Enquanto isso, no Brasil, a população negra convive com a precarização do trabalho, a ausência de direitos como saúde e acesso à informação por meio da educação. “O coronavírus não escolhe pessoas, mas sua letalidade é seletiva, pois vai encontrar ambiente favorável ou não”, explica. A professora acrescenta que a falta de infraestrutura nas comunidades populares pode contribuir para os casos de subnotificação de infecções e mortes por Covid na população negra, já que muitos nem ao menos têm condições de procurar os serviços de saúde, concentrados no grandes centros.
Maria Helena salienta que sempre se lutou pelo direito de ir e vir, mas agora, principalmente estas pessoas estão sendo usurpadas do direito de ficar em casa. “São pessoas que não podem ficar em casa, pois o que ganham no trabalho naquele dia é o que vai definir se irão comer ou não naquele mesmo dia”, diz.
A professora explica que a dinâmica de proliferação e letalidade do coronavírus no Espírito Santo será semelhante a de outros estados brasileiros. Maria Helena recorda que no Rio de Janeiro e São Paulo, por exemplo, o vírus apareceu primeiro nos bairros nobres por ter chegado de fora para dentro, ou seja, do exterior para o Brasil. Depois, atingiu as comunidades populares, onde a letalidade está sendo maior.
“A tendência é que aconteça a mesma coisa, ainda mais com a proximidade de liberação do comércio. Uma coisa é você colocar uma máscara, ir ao supermercado, fazer suas compras e voltar para casa. Outra é a pessoa ter que ficar oito, dez horas por dia no ambiente de trabalho, muitas vezes atendendo ao público”, destaca Maria Helena, que enfatiza que a maioria dos trabalhadores que terão que se submeter a isso são das comunidades populares, em grande parte negros e negras.

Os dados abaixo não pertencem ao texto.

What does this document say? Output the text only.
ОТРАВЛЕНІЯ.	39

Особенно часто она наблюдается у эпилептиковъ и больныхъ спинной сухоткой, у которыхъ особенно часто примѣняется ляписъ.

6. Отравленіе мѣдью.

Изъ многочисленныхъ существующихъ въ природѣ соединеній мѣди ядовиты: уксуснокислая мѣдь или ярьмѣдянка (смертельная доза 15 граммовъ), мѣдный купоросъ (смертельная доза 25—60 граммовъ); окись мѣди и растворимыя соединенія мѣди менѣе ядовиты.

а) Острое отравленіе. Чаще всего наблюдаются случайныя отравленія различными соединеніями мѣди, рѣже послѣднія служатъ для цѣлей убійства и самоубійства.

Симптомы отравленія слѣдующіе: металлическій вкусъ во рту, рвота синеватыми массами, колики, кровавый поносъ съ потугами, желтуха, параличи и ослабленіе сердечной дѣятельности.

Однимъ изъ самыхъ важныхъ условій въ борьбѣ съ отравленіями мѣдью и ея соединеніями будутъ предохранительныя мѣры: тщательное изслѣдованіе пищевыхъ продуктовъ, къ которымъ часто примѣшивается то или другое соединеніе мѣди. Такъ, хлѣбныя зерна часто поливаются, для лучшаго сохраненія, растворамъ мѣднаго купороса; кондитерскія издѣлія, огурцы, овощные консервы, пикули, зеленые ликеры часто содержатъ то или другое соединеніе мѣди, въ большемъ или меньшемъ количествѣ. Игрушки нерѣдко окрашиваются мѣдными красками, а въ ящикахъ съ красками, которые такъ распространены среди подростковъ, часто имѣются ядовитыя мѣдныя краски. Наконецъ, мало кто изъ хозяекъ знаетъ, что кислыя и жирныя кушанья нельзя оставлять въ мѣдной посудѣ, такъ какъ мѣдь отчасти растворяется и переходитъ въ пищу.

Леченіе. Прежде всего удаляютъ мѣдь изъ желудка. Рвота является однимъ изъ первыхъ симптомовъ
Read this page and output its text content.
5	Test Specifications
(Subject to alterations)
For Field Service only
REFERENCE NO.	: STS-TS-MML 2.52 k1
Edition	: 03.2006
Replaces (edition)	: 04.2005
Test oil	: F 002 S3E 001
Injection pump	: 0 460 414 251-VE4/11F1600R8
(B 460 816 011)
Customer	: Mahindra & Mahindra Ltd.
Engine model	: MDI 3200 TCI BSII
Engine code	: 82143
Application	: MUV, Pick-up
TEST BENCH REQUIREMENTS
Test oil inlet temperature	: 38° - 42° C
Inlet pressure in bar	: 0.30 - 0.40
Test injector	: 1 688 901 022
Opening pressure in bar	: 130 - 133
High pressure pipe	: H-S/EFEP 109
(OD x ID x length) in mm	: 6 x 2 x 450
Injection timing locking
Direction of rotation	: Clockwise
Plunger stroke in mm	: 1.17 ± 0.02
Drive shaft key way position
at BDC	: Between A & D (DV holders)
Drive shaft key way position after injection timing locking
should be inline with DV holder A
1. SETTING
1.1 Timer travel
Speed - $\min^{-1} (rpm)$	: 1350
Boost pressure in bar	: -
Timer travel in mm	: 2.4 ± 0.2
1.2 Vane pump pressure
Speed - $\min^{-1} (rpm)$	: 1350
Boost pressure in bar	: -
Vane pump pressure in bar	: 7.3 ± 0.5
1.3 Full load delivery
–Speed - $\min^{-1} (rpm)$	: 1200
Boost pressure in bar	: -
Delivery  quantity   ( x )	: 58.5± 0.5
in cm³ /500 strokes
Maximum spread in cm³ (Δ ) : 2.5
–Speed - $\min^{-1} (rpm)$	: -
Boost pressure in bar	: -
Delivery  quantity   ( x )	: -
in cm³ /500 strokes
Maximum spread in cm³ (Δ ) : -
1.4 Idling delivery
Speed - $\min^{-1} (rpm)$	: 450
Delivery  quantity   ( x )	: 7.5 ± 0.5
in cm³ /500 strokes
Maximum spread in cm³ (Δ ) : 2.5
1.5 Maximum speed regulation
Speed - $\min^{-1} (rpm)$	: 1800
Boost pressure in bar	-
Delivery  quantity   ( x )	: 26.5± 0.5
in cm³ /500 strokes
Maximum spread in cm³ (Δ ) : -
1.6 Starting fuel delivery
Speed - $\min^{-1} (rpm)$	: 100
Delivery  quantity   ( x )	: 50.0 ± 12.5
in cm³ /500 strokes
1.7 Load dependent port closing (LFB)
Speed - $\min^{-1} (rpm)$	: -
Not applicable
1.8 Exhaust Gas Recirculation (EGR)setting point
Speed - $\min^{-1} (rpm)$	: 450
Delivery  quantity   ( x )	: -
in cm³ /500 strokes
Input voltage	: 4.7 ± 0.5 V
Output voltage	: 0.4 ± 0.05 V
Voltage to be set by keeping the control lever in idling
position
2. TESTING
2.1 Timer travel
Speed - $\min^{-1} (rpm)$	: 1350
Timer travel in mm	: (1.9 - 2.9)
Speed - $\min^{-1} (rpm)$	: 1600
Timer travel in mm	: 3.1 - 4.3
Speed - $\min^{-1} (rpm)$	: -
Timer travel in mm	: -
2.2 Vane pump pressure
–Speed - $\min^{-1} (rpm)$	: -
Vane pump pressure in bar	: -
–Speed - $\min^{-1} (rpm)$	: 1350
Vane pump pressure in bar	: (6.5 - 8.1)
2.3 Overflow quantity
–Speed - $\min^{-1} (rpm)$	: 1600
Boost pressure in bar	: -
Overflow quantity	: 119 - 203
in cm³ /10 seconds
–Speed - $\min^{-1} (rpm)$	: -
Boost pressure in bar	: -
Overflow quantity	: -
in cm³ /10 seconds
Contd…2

Para Maria Helena, a pandemia prova que não bastam leituras econômicas e da área médica, é preciso também que se faça a leitura social. “Tem a Covid e o pós-Covid, que vai deixar muitos traumas. Precisamos refletir sobre o arraso feito no Sistema Único de Saúde, na política de trabalho e na ciência. Estamos sofrendo as consequências de tudo isso”, afirma
Comunidades quilombolas
Quando reivindicou a divulgação dos dados sobre a população negra em meio à pandemia do coronavírus, o Movimento Negro incluiu as comunidades quilombolas, mas até o momento não houve nenhum caso de infecção, segundo o professor do Departamento de Ciências Sociais da Ufes, Osvaldo Martins, que tem feito esse monitoramento com auxílio de lideranças locais.
Entretanto, os efeitos da pandemia, segundo ele, têm sido notados nessas comunidades. A que mais tem sofrido, como informa, é a de Porto Grande, em Conceição da Barra, norte do Estado. O professor explica a maioria é pescador e não tem conseguido vender os mariscos.
Em outras comunidades, onde muitos vivem da agricultura familiar, como as de São Mateus, o fechamento das feiras prejudicou as vendas e o pagamento dos alimentos vendidos por meio do Programa Nacional de Alimentação Escolar (PNAE) está atrasado. Muitos que tinham emprego em outras áreas, segundo Osvaldo, foram demitidos.